Cyber threat intelligence is a critical tool that many organizations and individuals use to protect themselves from sophisticated, organized, persistent, and weaponized cyber attacks. However, few studies have focused on the quality assessment of threat intelligence provided by intelligence platforms, and this work still requires manual analysis by cybersecurity experts. In this paper, we propose a knowledge graph-based verifier, a novel Cyber Threat Intelligence (CTI) quality assessment framework that combines knowledge graphs and Large Language Models (LLMs). Our approach introduces LLMs to automatically extract OSCTI key claims to be verified and utilizes a knowledge graph consisting of paragraphs for fact-checking. This method differs from the traditional way of constructing complex knowledge graphs with entities as nodes. By constructing knowledge graphs with paragraphs as nodes and semantic similarity as edges, it effectively enhances the semantic understanding ability of the model and simplifies labeling requirements. Additionally, to fill the gap in the research field, we created and made public the first dataset for threat intelligence assessment from heterogeneous sources. To the best of our knowledge, this work is the first to create a dataset on threat intelligence reliability verification, providing a reference for future research. Experimental results show that KGV (Knowledge Graph Verifier) significantly improves the performance of LLMs in intelligence quality assessment.

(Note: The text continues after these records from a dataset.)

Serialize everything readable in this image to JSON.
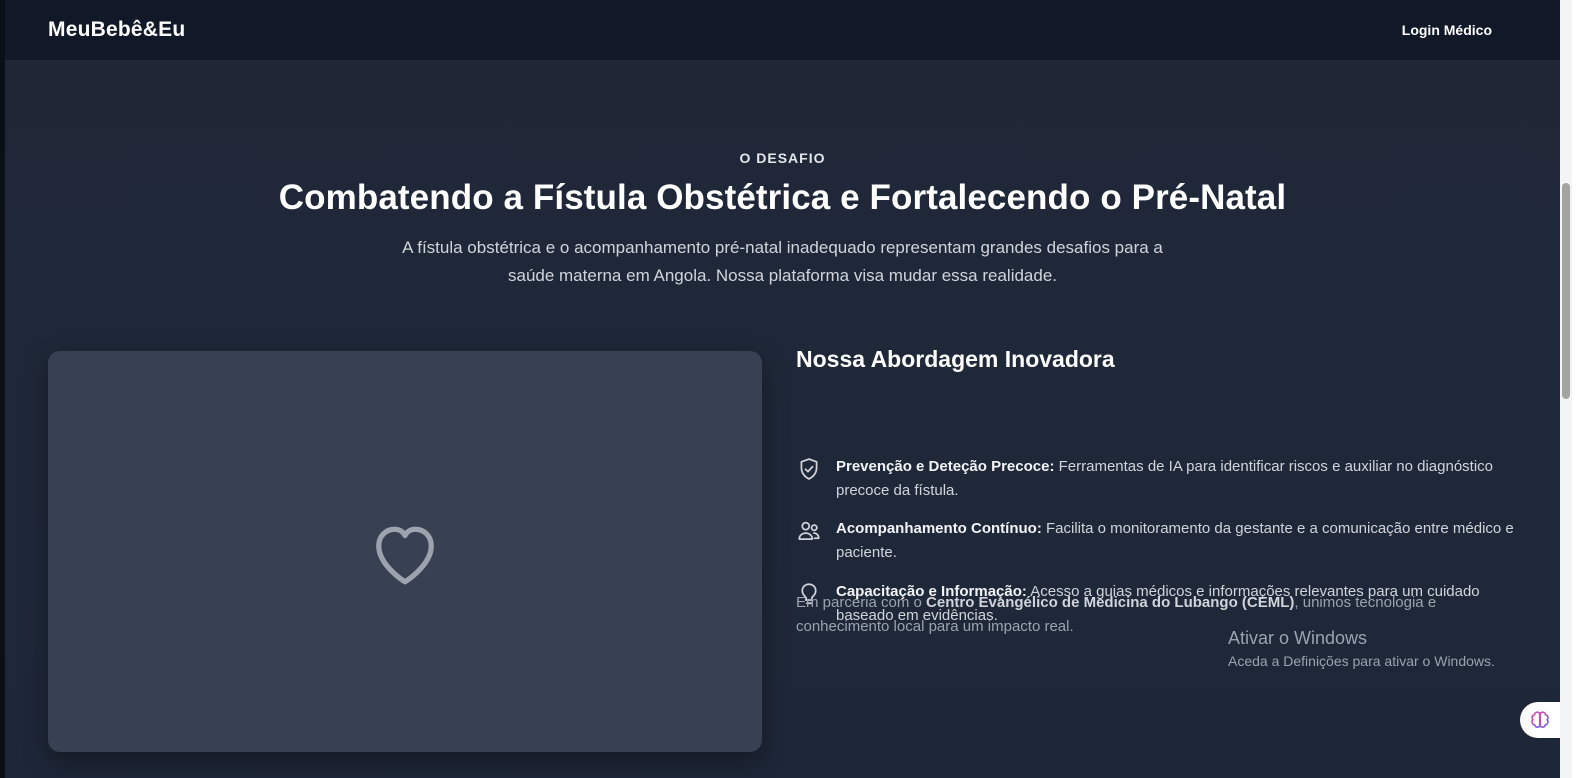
{
  "nav": {
    "brand": "MeuBebê&Eu",
    "login": "Login Médico"
  },
  "hero": {
    "eyebrow": "O DESAFIO",
    "title": "Combatendo a Fístula Obstétrica e Fortalecendo o Pré-Natal",
    "subtitle": "A fístula obstétrica e o acompanhamento pré-natal inadequado representam grandes desafios para a saúde materna em Angola. Nossa plataforma visa mudar essa realidade."
  },
  "image_card": {
    "icon": "heart-icon"
  },
  "approach": {
    "title": "Nossa Abordagem Inovadora",
    "features": [
      {
        "icon": "shield-check-icon",
        "title": "Prevenção e Deteção Precoce:",
        "text": " Ferramentas de IA para identificar riscos e auxiliar no diagnóstico precoce da fístula."
      },
      {
        "icon": "users-icon",
        "title": "Acompanhamento Contínuo:",
        "text": " Facilita o monitoramento da gestante e a comunicação entre médico e paciente."
      },
      {
        "icon": "lightbulb-icon",
        "title": "Capacitação e Informação:",
        "text": " Acesso a guias médicos e informações relevantes para um cuidado baseado em evidências."
      }
    ],
    "partner_prefix": "Em parceria com o ",
    "partner_name": "Centro Evangélico de Medicina do Lubango (CEML)",
    "partner_suffix": ", unimos tecnologia e conhecimento local para um impacto real."
  },
  "windows_watermark": {
    "title": "Ativar o Windows",
    "subtitle": "Aceda a Definições para ativar o Windows."
  },
  "colors": {
    "background": "#1f2737",
    "navbar": "#111827",
    "card": "#374151",
    "text": "#e5e7eb"
  }
}
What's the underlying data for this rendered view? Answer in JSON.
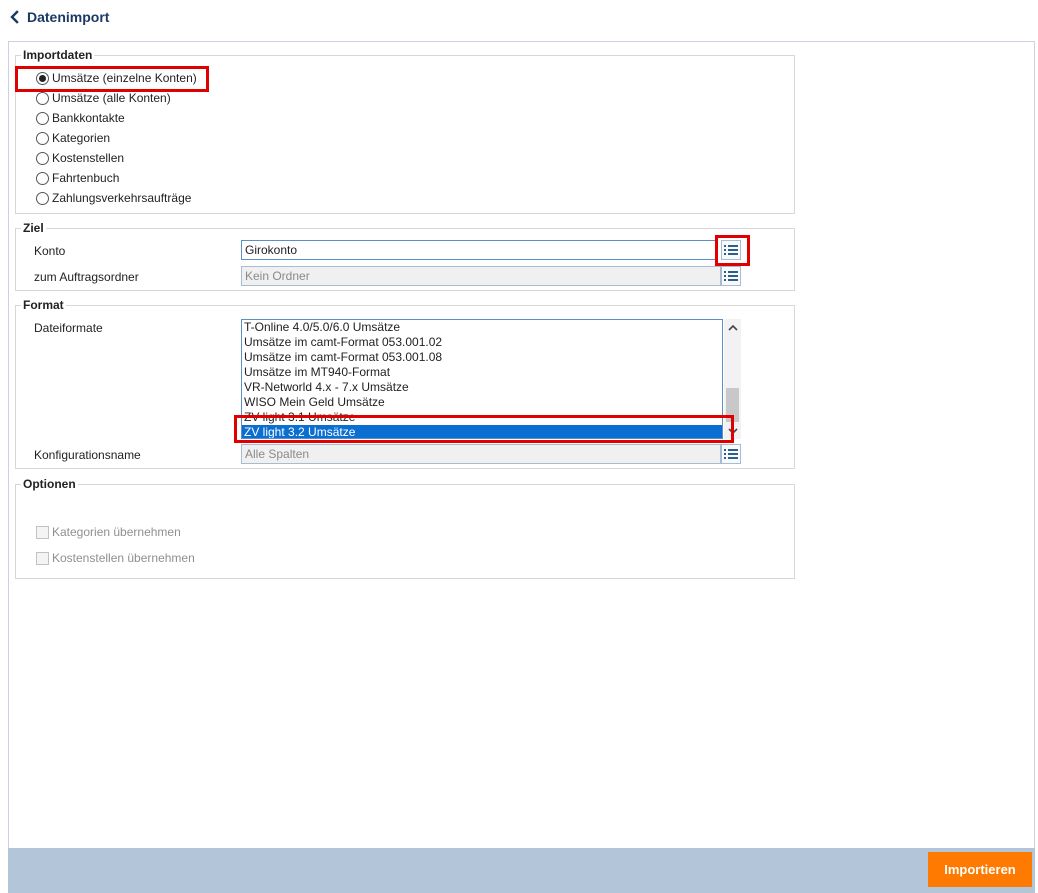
{
  "header": {
    "title": "Datenimport"
  },
  "import_data": {
    "legend": "Importdaten",
    "options": [
      {
        "label": "Umsätze (einzelne Konten)",
        "checked": true
      },
      {
        "label": "Umsätze (alle Konten)",
        "checked": false
      },
      {
        "label": "Bankkontakte",
        "checked": false
      },
      {
        "label": "Kategorien",
        "checked": false
      },
      {
        "label": "Kostenstellen",
        "checked": false
      },
      {
        "label": "Fahrtenbuch",
        "checked": false
      },
      {
        "label": "Zahlungsverkehrsaufträge",
        "checked": false
      }
    ]
  },
  "target": {
    "legend": "Ziel",
    "account_label": "Konto",
    "account_value": "Girokonto",
    "folder_label": "zum Auftragsordner",
    "folder_placeholder": "Kein Ordner"
  },
  "format": {
    "legend": "Format",
    "file_formats_label": "Dateiformate",
    "file_formats": [
      "T-Online 4.0/5.0/6.0 Umsätze",
      "Umsätze im camt-Format 053.001.02",
      "Umsätze im camt-Format 053.001.08",
      "Umsätze im MT940-Format",
      "VR-Networld 4.x - 7.x Umsätze",
      "WISO Mein Geld Umsätze",
      "ZV light 3.1 Umsätze",
      "ZV light 3.2 Umsätze"
    ],
    "selected_format": "ZV light 3.2 Umsätze",
    "config_label": "Konfigurationsname",
    "config_placeholder": "Alle Spalten"
  },
  "options": {
    "legend": "Optionen",
    "take_categories": "Kategorien übernehmen",
    "take_cost_centers": "Kostenstellen übernehmen"
  },
  "footer": {
    "import_button": "Importieren"
  },
  "colors": {
    "accent": "#ff7a00",
    "title": "#1b3a63",
    "selection": "#0a6fd0",
    "highlight": "#e00000",
    "footer_bar": "#b3c5d9"
  }
}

Compared with traditional methods, we reduce a large amount of data annotation while the model still exhibits strong reasoning capabilities. Finally, our method can achieve XXX accuracy in network threat assessment.

翻译：网络威胁情报是众多组织与个人用以防范复杂、有组织、持续性和武器化网络攻击的关键工具。然而，现有研究鲜少关注情报平台所提供威胁情报的质量评估，此项工作仍需网络安全专家进行人工分析。本文提出一种基于知识图谱的验证器——一种融合知识图谱与大语言模型的新型网络威胁情报质量评估框架。该方法引入大语言模型自动提取待验证的开放源威胁情报关键主张，并利用由段落构成的知识图谱进行事实核查。与传统以实体为节点构建复杂知识图谱的方式不同，本方法通过以段落为节点、语义相似度为边构建知识图谱，有效增强了模型的语义理解能力并简化了标注需求。此外，为填补该研究领域的空白，我们创建并公开了首个面向异构来源的威胁情报评估数据集。据我们所知，这是首个针对威胁情报可靠性验证构建的数据集，为后续研究提供了参考。实验结果表明，知识图谱验证器显著提升了大语言模型在情报质量评估中的性能。与传统方法相比，我们在保持模型强大推理能力的同时大幅减少了数据标注量。最终，我们的方法在网络威胁评估中可实现XXX的准确率。